Burada dikkate değer bir husus da şudur; hitap Allah Rasûlü’ne olmakla beraber aslında kâfirlerin ithamlarına cevaplar verilmektedir. Yani bu ayet Rasülullah’a, onun deli olmadığına kendisini ikna etmek üzere gönderildiği zannedilmesin. Zaten Rasülullah'ın böyle bir şüphesi yoktur ki bunu izale etmek için ayet nazil olsun. Asıl gaye kâfirlere, Kur'an yüzünden Allah Rasûlü’ne mecnun dediklerini ve bu iftiraya en açık kati cevabın Kur'an'ın bizatihi kendisi olduğunu anlatmaktır.
“Doğrusu sana kesintisiz bir ecir vardır.” (Kalem, 68/3)

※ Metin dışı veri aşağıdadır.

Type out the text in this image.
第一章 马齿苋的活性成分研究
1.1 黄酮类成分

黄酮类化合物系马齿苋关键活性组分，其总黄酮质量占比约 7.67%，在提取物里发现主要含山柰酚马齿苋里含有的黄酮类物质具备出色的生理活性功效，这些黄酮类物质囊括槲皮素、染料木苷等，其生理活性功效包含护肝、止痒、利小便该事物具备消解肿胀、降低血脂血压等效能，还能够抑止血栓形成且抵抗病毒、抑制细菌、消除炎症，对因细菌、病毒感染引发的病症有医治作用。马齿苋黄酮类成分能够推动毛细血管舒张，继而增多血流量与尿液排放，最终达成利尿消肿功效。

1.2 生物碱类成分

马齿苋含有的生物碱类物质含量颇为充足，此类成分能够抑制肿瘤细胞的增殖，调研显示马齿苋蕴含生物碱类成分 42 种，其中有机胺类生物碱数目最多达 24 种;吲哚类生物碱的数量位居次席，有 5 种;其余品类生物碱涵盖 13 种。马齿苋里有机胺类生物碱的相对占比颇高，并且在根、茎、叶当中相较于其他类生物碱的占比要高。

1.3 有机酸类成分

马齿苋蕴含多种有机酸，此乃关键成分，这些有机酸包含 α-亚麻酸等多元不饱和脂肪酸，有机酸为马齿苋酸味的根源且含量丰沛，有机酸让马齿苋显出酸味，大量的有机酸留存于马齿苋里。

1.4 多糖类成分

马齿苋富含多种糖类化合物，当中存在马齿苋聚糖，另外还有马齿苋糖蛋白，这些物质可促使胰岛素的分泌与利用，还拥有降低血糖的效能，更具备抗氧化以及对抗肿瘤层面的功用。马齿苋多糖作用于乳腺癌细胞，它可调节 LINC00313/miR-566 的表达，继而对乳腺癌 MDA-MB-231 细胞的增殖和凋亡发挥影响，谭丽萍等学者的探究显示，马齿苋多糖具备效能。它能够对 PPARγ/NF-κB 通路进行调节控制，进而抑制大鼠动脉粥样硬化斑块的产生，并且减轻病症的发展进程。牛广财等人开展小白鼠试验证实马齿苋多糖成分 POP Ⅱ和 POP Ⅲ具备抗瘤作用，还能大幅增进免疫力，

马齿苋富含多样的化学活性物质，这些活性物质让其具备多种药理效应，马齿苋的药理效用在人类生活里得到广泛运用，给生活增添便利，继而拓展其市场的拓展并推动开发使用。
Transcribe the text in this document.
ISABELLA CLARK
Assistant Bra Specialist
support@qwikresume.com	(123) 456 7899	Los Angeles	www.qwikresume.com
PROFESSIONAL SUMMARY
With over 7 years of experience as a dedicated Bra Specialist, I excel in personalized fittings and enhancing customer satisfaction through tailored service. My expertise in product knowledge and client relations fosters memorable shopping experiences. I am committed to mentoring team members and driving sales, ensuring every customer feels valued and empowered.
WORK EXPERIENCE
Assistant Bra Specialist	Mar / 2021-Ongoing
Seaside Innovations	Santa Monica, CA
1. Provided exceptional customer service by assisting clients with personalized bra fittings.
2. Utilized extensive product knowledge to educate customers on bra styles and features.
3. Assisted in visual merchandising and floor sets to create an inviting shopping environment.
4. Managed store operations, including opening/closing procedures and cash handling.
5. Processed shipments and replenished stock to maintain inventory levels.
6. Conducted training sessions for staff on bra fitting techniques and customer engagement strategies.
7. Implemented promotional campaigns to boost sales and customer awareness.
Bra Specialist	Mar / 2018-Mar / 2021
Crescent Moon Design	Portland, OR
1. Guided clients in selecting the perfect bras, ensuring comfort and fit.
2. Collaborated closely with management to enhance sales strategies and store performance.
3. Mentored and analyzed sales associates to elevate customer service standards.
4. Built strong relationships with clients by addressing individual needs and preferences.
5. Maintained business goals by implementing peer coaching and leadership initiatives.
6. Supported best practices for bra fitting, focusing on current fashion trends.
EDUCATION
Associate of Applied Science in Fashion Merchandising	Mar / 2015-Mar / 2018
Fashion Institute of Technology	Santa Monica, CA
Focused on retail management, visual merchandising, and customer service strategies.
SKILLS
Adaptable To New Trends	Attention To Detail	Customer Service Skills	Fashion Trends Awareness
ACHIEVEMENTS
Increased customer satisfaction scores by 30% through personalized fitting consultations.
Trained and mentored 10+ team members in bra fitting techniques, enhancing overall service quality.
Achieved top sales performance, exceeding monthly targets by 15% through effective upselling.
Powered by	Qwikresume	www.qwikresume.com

Buradaki “Ecr-i gayrî memnun” ifadesinin bildiğimiz kadarıyla üç manası vardır:
1- Kesintisiz, sürekli bir ecir, sürekli bir ücret ve mükâfat. Peygambere ve onun yolunun yolcularına sunulacak mükâfat kesintisiz, sürekli bir mükâfattır.
2- Başa kakıntısız, baş kakıntısı olmayan bir ecir, bir mükâfat demektir.
3- Gayr-i memnun ecir, yani memnuniyetin de ötesinde bir ecir, bir mükâfat demektir. “Tamam ya Rabbi! Yeter ya Rabbi! Daha istemem ya Rabbi!” demenin de ötesinde Rabbimizin vereceği bir mükâfattır.
“Şüphesiz sen büyük bir ahlâka sahipsin.” (Kalem, 68/4)
Rasülullah Efendimize Rabbimizin izafe ettiği bu “Huluk-i Azîm” konusunda farlı şeyler söylenmiştir. Hz. Aişe annemizin ifade buyurduğu üzere: “Rasülullah Efendimizin ahlâkı Kur’an’dı.” (Müslim, “Müsafirin”, 139)Öyleyse bu Huluk-i Azîmin manası Kur’an’dır. Çünkü Allah’ın Rasûlü, onu sadece insanlara tebliğ etmekle, sadece insanlara ulaştırmakla kalmamış, aynı zamanda onu bizzat kendisi yaşamıştır.